Crane Accidents

Crane Accident at Fluor-ICA Fabrication Yard in Mexico Kills Seven Workers

06/18/14

Veracruz, Mexico

A June 11 crane collapse caused a man-basket with eight workers to fall 40 meters (130 ft) to the ground, killing seven of them, at a fabrication yard in Mexico owned by a joint venture of Fluor Corp. and Empresas ICA, S.A.B. de C.V., the two firms confirmed in statements.

One worker is in serious condition after the accident at the Matarredonda fabrication yard in Veracruz state. ICA-Fluor’s work at the yard is part of the joint venture’s contract to build the 11,832-ton Ayatsil-C offshore Gulf of Mexico oil platform for Mexican oil giant Pemex. The companies have said the contract is valued at $95-million.

According to Fluor, six of the dead workers are employed by ICA-Fluor and one by ESE ASA, a Mexican industrial crane rental and transportation firm.

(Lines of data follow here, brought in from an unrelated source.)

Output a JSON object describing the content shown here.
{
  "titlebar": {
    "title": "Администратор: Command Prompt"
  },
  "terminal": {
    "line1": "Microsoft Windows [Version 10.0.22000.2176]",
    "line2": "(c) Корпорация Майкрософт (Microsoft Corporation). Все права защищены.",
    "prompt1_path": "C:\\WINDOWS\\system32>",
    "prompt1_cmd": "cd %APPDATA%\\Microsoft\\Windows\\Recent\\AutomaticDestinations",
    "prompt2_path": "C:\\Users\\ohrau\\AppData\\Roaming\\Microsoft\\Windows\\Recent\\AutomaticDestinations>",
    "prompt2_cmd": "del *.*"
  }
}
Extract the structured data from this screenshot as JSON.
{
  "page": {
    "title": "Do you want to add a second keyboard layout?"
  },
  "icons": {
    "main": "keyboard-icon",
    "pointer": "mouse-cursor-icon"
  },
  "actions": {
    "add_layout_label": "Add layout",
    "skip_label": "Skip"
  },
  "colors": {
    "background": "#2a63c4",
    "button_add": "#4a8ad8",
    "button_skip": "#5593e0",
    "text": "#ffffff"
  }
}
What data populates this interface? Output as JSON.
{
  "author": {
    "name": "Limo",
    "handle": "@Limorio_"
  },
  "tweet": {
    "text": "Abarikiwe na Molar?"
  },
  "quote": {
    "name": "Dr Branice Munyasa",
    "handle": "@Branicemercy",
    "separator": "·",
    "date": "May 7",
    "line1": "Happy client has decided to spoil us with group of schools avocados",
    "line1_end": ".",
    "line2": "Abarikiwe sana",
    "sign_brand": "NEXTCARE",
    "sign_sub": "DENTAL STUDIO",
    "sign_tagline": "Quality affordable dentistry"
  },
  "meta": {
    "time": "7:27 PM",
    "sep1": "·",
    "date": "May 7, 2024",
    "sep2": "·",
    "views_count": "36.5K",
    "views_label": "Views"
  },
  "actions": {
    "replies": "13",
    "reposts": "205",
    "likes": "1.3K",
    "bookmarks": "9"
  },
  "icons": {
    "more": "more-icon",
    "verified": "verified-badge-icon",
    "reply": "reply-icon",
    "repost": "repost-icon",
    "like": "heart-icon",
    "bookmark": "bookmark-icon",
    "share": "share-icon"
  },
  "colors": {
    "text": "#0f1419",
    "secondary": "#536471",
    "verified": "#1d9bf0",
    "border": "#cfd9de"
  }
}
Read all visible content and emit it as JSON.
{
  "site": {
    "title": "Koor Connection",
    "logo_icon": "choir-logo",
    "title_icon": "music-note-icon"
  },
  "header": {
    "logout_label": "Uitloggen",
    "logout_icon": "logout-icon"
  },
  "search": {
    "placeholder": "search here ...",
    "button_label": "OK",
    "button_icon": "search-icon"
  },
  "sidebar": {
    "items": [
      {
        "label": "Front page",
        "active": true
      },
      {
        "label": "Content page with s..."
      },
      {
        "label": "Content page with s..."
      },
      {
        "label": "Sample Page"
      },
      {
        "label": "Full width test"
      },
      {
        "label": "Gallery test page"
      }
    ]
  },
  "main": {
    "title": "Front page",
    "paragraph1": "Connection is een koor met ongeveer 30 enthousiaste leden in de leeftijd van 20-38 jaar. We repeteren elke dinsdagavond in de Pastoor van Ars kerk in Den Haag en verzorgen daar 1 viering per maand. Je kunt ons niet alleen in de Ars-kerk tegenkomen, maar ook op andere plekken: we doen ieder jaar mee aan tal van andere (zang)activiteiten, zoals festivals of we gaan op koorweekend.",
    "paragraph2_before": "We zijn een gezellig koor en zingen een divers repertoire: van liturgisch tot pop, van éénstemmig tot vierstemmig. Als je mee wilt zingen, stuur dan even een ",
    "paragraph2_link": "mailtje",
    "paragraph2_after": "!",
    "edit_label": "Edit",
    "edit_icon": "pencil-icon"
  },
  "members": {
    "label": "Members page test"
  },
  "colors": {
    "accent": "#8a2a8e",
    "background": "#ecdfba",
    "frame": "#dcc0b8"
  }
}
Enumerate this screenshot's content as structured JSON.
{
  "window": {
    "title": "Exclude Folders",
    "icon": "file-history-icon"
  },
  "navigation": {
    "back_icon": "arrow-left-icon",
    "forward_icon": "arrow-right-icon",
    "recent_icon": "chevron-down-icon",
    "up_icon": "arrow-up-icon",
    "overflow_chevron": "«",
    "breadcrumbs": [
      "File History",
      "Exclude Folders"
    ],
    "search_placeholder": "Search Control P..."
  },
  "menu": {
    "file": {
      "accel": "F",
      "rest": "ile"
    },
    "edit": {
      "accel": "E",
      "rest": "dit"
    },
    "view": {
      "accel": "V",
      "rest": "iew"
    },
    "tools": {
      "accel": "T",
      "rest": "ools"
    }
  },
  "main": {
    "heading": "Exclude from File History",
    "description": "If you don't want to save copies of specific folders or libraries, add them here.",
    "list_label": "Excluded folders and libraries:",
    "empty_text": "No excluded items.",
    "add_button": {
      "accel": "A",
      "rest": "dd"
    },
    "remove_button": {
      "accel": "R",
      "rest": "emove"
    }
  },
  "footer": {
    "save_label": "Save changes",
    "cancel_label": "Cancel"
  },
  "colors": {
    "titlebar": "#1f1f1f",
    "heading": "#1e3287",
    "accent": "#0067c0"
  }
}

ICA, which is based in Mexico City, said the workers were being lifted by a 600-ton Manitowoc crane, but that the accident cause is “unknown.” The firm added that Industria del Hierro, an affiliate at whose construction site the accident occurred, is investigating along with government authorities.

“We are currently reaching out to assist the injured and the families of those who lost their lives,” said the ICA statement. “We will allocate the necessary resources to determine as soon as possible the cause of the accident and implement any necessary preventive measures in the future.”

ICA spokespersons did not return requests for additional information.

Fluor declined further comment on possible causes of the crane collapse.

“We are cooperating with all authorities in the investigation that is under way and providing support for the affected families and the injured worker,” said the Fluor statement.

According to a report by Bloomberg, ICA-Fluor said the accident was the deadliest since the joint venture was formed in 1993. ICA, which says it is Mexico’s largest infrastructure company, owns 51% of the venture.

Fluor said in 2012 that the platform, reaching a depth of 132 meters, will be the first structure of its size to be installed by Pemex.